The Swiss print market is in turmoil: German news magazine Der Spiegel launches a new regional supplement in Switzerland, German publishing giant Springer buys Swiss TV guides, and a freebie has the largest circulation in the country.
There is something odd happening in the state of Switzerland. Only a few days ago, German news magazine Der Spiegel launched its first regional supplement, a 50-page review of Switzerland – an example for yet another German media giant reaching out to its neighbour’s small, but obviously lucrative print market. The time for this couldn’t have been better chosen, now that two of Spiegel’s direct Swiss competitors, news magazine Facts and weekly business paper Cash, have just ceased operation.
Upon careful analysis, there are two driving forces behind all this. On the one hand, Switzerland’s print media are undergoing an overdue process of concentration that gives foreign competitors the chance to make a bargain here and there. (Just keep in mind that while the city of Berlin, with its 3.4 million inhabitants, seems to consider its nine daily newspapers already as the ultimate in journalistic choice, the 4.8 million people living in German-speaking Switzerland still can choose among dozens of daily print titles.)
On the other hand, consumers seem to be increasingly less inclined to pay for their journalistic content. That is why the fiercely competitive segment of high-quality print products is currently witnessing such a struggle for survival. Cash and Facts are the first victims of this, but other quality titles, and countless regional papers, have already been hit hard by a truly dramatic decrease in circulation, losing their readers to the Internet, and probably forever.
Very much in contrast to this, free paper 20 Minuten has seen a truly meteoric rise, having become the title with the largest circulation in Switzerland, currently standing at 550,000, an all-time high reached only a few days ago. And because this very special segment of the print market is promising handsome profits indeed – in German-speaking Switzerland alone, advertising income reaches 120 million Swiss franks – others are jumping on the bandwagon, such as mid-day freebie heute and free business paper Cashdaily – which are already battling it out between them in Zurich and environs. Sacha Wigdorovits, former project manager of 20 Minuten who today works as a PR consultant, is preparing the launch of yet another free paper: .ch – a title with a planned circulation of a few hundred thousands, 70% of which are intended to reach their readers through direct home delivery. Whether this actually is going to happen remains to be seen, however, because so far, the success of the freebies has been mostly based on their “just in time” delivery – i.e. on the fact that they are available just when and where they come in most handy: at the stations and in the trains and buses, where people’s need to kill a few minutes is greatest.
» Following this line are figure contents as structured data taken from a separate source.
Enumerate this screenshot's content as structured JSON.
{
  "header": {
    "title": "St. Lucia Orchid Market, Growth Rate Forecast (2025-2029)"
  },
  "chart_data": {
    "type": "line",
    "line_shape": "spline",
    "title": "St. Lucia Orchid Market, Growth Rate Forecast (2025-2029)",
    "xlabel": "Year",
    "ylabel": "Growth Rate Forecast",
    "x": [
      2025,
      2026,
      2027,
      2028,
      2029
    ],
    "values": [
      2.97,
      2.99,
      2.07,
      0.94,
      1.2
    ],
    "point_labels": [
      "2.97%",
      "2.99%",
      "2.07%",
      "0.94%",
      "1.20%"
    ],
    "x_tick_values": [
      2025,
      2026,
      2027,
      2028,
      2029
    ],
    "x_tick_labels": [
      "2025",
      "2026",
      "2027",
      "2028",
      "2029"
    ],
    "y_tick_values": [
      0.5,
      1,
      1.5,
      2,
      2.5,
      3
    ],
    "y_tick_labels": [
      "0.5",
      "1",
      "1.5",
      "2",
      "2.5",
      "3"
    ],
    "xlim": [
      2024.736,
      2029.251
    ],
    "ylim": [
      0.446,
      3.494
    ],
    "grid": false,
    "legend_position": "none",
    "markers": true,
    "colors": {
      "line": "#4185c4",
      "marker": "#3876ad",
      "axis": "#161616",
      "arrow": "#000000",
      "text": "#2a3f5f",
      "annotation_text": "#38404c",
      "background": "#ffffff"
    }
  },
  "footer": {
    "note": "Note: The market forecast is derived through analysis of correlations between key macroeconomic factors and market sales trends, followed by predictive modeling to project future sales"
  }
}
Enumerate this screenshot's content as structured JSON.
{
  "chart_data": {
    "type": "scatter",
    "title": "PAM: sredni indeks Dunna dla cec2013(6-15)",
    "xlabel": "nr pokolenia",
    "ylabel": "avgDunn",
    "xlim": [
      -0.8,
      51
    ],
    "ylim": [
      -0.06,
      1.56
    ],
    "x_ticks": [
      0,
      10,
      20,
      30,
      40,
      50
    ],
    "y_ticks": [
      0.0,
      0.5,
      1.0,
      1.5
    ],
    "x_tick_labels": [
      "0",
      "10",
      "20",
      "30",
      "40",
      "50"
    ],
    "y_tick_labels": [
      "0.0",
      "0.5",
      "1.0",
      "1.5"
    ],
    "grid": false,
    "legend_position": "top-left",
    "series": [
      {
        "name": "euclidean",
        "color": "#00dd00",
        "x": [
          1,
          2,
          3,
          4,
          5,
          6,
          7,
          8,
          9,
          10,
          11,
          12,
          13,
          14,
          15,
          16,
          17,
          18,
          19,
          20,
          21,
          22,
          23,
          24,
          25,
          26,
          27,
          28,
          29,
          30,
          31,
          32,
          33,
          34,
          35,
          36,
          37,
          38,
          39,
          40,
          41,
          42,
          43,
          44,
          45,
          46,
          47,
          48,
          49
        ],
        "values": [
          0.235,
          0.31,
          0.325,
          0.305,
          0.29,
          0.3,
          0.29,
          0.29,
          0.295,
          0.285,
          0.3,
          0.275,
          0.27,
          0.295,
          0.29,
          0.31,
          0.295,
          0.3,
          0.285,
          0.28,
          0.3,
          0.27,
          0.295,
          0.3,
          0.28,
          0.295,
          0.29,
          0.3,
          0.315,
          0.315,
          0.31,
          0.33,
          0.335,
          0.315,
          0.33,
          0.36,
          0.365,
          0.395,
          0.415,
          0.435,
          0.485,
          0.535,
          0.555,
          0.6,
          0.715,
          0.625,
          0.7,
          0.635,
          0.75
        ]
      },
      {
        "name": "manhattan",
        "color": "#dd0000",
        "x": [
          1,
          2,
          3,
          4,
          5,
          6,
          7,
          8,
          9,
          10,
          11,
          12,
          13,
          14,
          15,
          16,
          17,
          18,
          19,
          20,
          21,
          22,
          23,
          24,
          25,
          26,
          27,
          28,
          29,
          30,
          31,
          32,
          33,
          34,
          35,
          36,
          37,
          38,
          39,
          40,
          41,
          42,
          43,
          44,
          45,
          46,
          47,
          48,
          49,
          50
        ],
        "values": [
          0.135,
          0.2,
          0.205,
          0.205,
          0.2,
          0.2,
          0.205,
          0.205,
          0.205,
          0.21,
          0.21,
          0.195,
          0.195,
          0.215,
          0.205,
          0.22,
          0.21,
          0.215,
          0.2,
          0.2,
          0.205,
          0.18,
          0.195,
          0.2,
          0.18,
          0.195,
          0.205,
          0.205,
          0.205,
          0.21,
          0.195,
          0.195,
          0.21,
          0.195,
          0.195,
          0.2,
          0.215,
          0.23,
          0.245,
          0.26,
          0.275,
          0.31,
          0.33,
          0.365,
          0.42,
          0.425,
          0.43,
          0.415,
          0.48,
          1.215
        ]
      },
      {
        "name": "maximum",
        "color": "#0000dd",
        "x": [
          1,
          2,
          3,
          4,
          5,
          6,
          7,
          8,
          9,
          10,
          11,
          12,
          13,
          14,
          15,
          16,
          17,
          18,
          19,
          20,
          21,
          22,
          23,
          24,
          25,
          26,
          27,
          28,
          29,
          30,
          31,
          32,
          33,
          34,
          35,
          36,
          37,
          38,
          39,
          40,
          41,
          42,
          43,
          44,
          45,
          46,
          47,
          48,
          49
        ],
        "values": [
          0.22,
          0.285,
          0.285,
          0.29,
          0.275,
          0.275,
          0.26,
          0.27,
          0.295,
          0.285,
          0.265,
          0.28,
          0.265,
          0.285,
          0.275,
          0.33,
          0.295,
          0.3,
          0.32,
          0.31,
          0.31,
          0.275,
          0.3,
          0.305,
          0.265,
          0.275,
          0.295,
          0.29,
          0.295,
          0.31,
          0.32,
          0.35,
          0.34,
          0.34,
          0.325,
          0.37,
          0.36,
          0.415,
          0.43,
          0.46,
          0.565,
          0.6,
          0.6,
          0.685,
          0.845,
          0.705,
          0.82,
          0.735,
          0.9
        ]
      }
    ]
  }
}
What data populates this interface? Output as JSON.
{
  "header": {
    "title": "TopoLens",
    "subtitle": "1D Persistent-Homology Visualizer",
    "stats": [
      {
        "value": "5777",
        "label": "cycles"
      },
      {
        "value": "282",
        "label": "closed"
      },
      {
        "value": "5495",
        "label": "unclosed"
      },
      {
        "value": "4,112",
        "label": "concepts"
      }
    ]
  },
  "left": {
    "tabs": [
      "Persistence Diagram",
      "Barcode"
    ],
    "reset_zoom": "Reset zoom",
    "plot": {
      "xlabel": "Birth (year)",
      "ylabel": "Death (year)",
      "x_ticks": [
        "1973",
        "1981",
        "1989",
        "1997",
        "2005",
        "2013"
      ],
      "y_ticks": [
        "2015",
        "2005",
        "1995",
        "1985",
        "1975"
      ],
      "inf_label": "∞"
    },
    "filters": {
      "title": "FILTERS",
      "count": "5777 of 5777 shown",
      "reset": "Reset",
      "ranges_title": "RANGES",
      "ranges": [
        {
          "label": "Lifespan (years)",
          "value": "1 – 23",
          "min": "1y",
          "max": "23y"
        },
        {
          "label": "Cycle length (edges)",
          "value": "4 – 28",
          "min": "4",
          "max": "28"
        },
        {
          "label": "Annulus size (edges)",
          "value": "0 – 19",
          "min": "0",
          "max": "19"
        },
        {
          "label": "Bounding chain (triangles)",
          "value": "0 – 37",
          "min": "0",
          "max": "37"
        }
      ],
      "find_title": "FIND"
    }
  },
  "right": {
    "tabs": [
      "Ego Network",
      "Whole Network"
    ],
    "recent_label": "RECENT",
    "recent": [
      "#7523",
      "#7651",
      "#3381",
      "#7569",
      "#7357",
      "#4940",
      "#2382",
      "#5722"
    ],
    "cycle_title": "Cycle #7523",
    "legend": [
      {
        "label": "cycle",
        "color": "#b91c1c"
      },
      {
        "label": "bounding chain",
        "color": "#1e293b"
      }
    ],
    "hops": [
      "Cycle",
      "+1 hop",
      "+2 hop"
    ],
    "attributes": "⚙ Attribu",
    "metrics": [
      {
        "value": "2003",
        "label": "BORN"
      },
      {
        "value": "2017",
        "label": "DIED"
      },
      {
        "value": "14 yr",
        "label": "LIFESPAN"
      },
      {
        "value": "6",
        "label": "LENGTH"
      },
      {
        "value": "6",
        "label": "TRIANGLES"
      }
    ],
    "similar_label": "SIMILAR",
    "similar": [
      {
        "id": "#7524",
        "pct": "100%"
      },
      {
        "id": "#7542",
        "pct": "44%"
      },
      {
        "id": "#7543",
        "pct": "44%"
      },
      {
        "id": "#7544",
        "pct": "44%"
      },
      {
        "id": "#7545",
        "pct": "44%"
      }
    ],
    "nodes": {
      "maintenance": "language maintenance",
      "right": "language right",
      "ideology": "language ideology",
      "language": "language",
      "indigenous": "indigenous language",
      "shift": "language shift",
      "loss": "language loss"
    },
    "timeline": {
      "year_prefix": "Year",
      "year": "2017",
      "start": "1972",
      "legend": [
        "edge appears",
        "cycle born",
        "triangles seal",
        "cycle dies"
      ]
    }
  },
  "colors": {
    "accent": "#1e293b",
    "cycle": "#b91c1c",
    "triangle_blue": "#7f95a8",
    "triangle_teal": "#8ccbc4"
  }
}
At present, Tamedia is working on another free paper to complement its 20 Minuten. But even though advertisers obviously seem attracted to the format, it is still rather questionable whether the Swiss market could sustain two or even three additional titles. Kurt W. Zimmermann, columnist and former manager at Tamedia, compares the situation to boxing: “While the contender is certainly in a less favourable position, the current title holder has all the advantages.” Moreover, with this glut of free print titles the large publishing houses run the real risk of cannibalising their own quality products.
But why is it that so many people seem to be quite happy with these inferior brands of journalism? Mainly, because of the fact that the market for print products functions, at least partly, like a “market for lemons”. This is how US economist George A. Akerlof describes markets whose participants have only little information about the actual quality of the goods on offer – effectively removing quality from the set of competitive factors. On such markets, products tend towards inferior quality exactly because of this lack of information. As soon as the buyers realise this, however, their willingness to pay for such goods is greatly diminished – in the context of freebies meaning that they are less and less inclined to “invest” their reading time in the product. An effect that doesn’t go unnoticed by the sellers, of course, who have even less of an incentive to put higher-quality products on such a market, and so on. A downward spiral ensues which leaves buyers with only inferior products to choose from – the “lemons”.
What is surprising, at first glance at least, is the fact that it is Switzerland, of all places, which is acting as a kind of pioneer in the field of free papers – quite in contrast to the country’s tradition of solid, high-quality journalism. On closer inspection, however, the reason for this becomes clear: while in Germany the big publishing houses joined forces to nip the trend towards free papers in the bud, Tamedia, the most aggressive player in German-speaking Switzerland, has conquered the segment early on, strengthening its position ever since.
For the moment, therefore, it looks as if the small country of Switzerland will continue to serve as a laboratory for the media industry; one likely to be observed very carefully from abroad. The next trend, media expert Zimmermann is convinced, could be the launch of free Sunday papers – another segment that promises handsome profits. Two of those have been around in Switzerland for quite some time now, Il Mattino and Il Caffé. But since they are published in Southern Switzerland in Italian, so far they have been mostly overlooked by the media strategist in the German-speaking north.